Dark landscape drawing with green, brown, and blue crayon strokes below a black sky with white scribble marks

On call

Not even a doctor


Somehow despite not being physicians, technology professionals ended up carrying digital pagers and having an on-call schedule.

Keeping the fine details vague for obvious reasons.

This was a fun 24hrs.

Shift starts.

Quiet day, nothing outside the ordinary.

Then as the evening is winding down, there’s an alert. One of our monitors failed. Pull up the dashboards, don’t see anything that looks off.

Figure it’s nothing major and make a note on my whiteboard to bring it up at standup in the morning.

Get to my desk and see someone post in the team-chat that the monitor is still failing.

A couple minutes later I’m added to a group-chat with account managers because their customers lost access.

Quickly hit up everyone in the wirearchy that’s related to how our app handles permissions.

Get bounced through a couple people to ultimately find out the permissions team made a breaking change.

Obvious question, why weren’t we informed?

Turns out they were in constant communication with teams they determined would be impacted. Unfortunately ours was missed because we weren’t following the standard integration pattern.

I met with the dev who implemented the change to figure out what we would do on our end because we didn’t want to immediately escalate to a skip who could force them to rollback. Took a while to build the bridges, not worth immediately burning them down.

Turns out what we were doing was legacy as of last night. If we wanted to keep using the service, we’d have to get the user’s full permissions data, and then compute what access they have. Not necessarily a bad idea.

But not happy with it because the entire reason we migrated over to the service was to stop doing just that from a different datasource. On paper though, the solution was sound because we’d used it before.

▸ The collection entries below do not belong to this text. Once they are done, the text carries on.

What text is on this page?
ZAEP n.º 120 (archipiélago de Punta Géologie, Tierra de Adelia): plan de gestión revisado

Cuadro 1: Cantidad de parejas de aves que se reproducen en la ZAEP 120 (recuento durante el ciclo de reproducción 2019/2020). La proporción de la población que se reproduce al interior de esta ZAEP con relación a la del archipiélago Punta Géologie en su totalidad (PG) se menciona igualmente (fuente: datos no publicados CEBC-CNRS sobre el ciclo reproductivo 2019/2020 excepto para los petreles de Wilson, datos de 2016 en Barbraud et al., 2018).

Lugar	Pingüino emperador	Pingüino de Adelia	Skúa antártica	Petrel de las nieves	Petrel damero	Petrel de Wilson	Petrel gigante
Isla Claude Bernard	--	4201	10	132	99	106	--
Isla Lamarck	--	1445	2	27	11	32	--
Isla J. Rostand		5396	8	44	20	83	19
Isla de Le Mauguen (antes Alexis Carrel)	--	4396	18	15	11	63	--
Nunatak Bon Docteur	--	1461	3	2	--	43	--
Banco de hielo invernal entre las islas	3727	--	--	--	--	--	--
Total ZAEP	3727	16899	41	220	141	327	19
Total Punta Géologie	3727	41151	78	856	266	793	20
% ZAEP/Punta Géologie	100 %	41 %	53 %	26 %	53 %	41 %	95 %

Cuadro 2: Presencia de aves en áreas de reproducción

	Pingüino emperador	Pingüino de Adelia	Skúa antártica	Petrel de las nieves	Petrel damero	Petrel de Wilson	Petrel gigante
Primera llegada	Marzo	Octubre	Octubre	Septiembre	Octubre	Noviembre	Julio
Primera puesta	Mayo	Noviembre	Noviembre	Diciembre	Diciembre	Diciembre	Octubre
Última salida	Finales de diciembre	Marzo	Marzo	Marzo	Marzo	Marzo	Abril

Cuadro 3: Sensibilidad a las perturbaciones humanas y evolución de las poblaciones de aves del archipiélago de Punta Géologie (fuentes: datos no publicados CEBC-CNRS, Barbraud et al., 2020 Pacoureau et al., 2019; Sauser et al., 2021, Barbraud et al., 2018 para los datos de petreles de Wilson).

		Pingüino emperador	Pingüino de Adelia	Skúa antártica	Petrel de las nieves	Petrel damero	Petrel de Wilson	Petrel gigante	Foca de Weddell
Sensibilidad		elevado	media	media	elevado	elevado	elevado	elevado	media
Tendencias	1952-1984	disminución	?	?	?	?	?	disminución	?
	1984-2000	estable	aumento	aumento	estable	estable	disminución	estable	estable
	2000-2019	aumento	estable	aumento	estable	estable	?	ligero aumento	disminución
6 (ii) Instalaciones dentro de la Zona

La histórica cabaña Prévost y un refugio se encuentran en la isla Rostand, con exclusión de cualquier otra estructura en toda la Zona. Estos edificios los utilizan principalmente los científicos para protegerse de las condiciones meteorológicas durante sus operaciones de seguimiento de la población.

I took this back to my tech lead because this was one of those companies that didn’t like altering stories mid sprint, and this was turning into something that would need time to properly test after implementing. Which is kinda hard to do when there’s already customers impacted.

They’re not thrilled about it either. So we bring in product and business. Explained it in simple terms. Everything in the app is working as normal, but there’s a downstream API call that is getting made to a service that used to tell us if the user has the right permissions or not. And even more simple terms, the permission id we were checking for is now legacy.

Then explained the potential fix, effectively going back to the clunky business logic we used to have.

I forget who, but someone asked if the new process is a better long term experience for customers, and that everyone but our subset had onboarded to it. Then why don’t we as well. Before customers would have to onboard to each individual permission they wanted, now there was a base permission that all individual ones were derived from.

So we update the config to use the new id. My favorite kind of fix.

Merge the PR. Cut a production release. Should be in the clear.

Nope. Hit some failures going through the pipeline because of course there has to be friction.

But ultimately it deployed successfully.

Had plans that evening, cancelled, but crisis averted.

Morning comes around, account managers are informed, who then inform their customers about the changes and walk them through onboarding.

Had to talk to some managers about what happened as I made my way through the first cup of coffee.

No overly dramatic escalations. Avoidable for sure, measuring twice and all that. But ultimately it boiled down to an honest gap in communication.